Chicago – When word spread that the Obama Presidential Center was coming to the lakefront park Tara Madison has watched through her apartment windows for a decade, she was elated at the idea of a gleaming facility honoring the president she supported and reviving rough sections of her neighborhood.

Then the 52-year-old social services worker and daughter of civil rights activists began to worry luxury condos might replace subsidized housing, including where she lives with her two children and two grandchildren, and she’d be forced to move.

“Because our area has become attractive to developers now, they’ll count us out,” she said.

Her sentiments represent a tangled conflict that’s unfolded since Barack Obama announced his $500 million presidential center would be built in Jackson Park, near Lake Michigan and where he started his political career, taught law and got married: Could the legacy library of the nation’s first black president propel the displacement of thousands of low-income black families right in his backyard?

With construction looming and signs the neighborhood is already changing, residents are fiercely seeking safeguards for the place they also call home. The clash was the catalyst for one activist to become an alderwoman and led to both a ballot question gauging support and a resident-protections ordinance that could see a City Council vote within weeks, though its chances of succeeding are uncertain.

Fear of gentrification – and the racial disparities that often come with it – has existed for decades in Woodlawn and other South Side Chicago neighborhoods slow to recover from the recession. Woodlawn, 10 miles from downtown and just steps from Jackson Park, is over 80% black, with nearly 40% of its 25,000 residents living below the poverty line, according to Chicago demographer Rob Paral. But there’s spillover from neighboring Hyde Park, home to the private University of Chicago, where only 30% of the residents are black and 23% are poor.

It wasn’t too surprising when the Obama Foundation chose the area in 2016. Obama still has ties to it, including his family maintaining a home there. Chicago beat out several cities including Honolulu, where Obama spent his early years.

“The best things that have happened to me in my life, happened in this community. Although we had a formal bidding process to determine where the presidential library was going to be, the fact of the matter was it had to be right here on the South Side of Chicago,” Obama told a crowd in 2016.

The center as proposed will display presidential artifacts and have walking paths, a public library branch and a recording studio. Unlike the other 13 presidential libraries, Obama’s will be the first fully digital one, with patrons able to access millions of emails, photos and videos from kiosks.

While Obama has touted the center as a youth leadership hub that’ll attract new businesses, some residents fear a resurgence that would push out longtime residents.

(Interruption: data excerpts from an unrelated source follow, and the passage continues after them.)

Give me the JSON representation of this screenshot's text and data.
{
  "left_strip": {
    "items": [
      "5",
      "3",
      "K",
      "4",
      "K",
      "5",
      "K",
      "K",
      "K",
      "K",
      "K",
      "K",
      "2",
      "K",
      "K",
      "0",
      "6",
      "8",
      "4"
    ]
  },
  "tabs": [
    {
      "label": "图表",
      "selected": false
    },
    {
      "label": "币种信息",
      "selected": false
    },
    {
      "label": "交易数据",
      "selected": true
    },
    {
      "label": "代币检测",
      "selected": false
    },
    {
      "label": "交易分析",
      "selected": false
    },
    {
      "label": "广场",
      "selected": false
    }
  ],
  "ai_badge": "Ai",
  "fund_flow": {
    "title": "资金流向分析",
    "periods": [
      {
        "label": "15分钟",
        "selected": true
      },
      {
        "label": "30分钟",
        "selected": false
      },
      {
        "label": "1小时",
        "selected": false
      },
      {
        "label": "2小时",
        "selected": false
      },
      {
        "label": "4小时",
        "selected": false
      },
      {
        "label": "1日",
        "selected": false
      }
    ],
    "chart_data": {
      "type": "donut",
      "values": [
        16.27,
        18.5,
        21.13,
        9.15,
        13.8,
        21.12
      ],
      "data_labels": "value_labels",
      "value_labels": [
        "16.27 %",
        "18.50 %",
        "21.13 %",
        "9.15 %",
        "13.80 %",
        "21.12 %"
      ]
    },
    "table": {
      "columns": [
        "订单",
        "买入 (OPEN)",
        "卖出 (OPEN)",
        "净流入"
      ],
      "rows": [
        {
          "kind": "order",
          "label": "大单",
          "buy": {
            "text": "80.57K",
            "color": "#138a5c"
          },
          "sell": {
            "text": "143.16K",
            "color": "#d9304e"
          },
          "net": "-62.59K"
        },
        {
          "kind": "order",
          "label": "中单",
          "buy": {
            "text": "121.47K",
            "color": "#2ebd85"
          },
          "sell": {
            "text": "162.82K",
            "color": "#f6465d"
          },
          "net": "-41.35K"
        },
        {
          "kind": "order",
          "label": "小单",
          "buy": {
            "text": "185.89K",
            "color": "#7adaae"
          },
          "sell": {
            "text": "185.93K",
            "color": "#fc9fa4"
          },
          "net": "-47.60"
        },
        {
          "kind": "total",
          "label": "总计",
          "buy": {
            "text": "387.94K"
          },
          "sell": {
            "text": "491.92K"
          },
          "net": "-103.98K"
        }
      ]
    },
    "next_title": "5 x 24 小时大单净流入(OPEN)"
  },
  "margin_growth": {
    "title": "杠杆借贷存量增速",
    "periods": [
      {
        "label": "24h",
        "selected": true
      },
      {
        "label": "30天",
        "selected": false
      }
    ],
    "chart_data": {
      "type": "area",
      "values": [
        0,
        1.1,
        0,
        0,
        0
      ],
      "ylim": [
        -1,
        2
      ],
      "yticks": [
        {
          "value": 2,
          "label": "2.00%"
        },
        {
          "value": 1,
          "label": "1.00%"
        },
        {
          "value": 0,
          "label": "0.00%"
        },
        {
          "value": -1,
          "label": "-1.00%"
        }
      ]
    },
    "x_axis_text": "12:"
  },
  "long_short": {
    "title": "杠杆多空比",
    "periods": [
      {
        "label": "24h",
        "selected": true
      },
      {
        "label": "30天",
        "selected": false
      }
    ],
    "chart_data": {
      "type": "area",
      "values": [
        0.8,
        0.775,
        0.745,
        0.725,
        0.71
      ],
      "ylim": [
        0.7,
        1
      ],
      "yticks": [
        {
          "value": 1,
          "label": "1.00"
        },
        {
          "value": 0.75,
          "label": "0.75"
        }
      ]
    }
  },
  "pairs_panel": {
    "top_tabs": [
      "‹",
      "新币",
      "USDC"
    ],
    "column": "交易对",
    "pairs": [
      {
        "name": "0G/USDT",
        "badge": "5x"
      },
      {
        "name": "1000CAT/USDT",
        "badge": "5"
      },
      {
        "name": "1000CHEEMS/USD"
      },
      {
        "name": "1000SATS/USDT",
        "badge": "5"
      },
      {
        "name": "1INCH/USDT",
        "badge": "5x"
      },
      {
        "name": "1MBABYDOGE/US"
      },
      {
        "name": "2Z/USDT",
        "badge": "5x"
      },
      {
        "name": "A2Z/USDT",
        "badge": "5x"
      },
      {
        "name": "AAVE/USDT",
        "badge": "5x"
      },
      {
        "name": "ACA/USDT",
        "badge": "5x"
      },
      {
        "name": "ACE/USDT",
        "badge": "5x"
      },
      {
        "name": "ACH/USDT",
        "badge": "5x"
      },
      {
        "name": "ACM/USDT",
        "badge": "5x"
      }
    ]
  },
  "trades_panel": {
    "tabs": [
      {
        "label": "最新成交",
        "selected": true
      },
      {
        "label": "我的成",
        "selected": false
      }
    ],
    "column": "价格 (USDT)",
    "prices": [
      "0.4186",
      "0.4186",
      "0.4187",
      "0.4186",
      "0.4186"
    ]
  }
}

Chicago ranks third among the nation’s largest cities, after New York and Los Angeles, for most neighborhoods that have gentrified, though it hasn’t seen as intense of a wave as other places, according to a National Community Reinvestment Coalition study this year.

Other presidential libraries in urban settings have faced resistance. Protesters tried to stop the city of Atlanta from paving a road through a public park to former President Jimmy Carter’s library, which opened in 1986.

Yet the Obama library is dealing with its own issues around race and poverty. A study by neighborhood activists estimated that up to 4,500 families would be at risk of displacement with development around the center.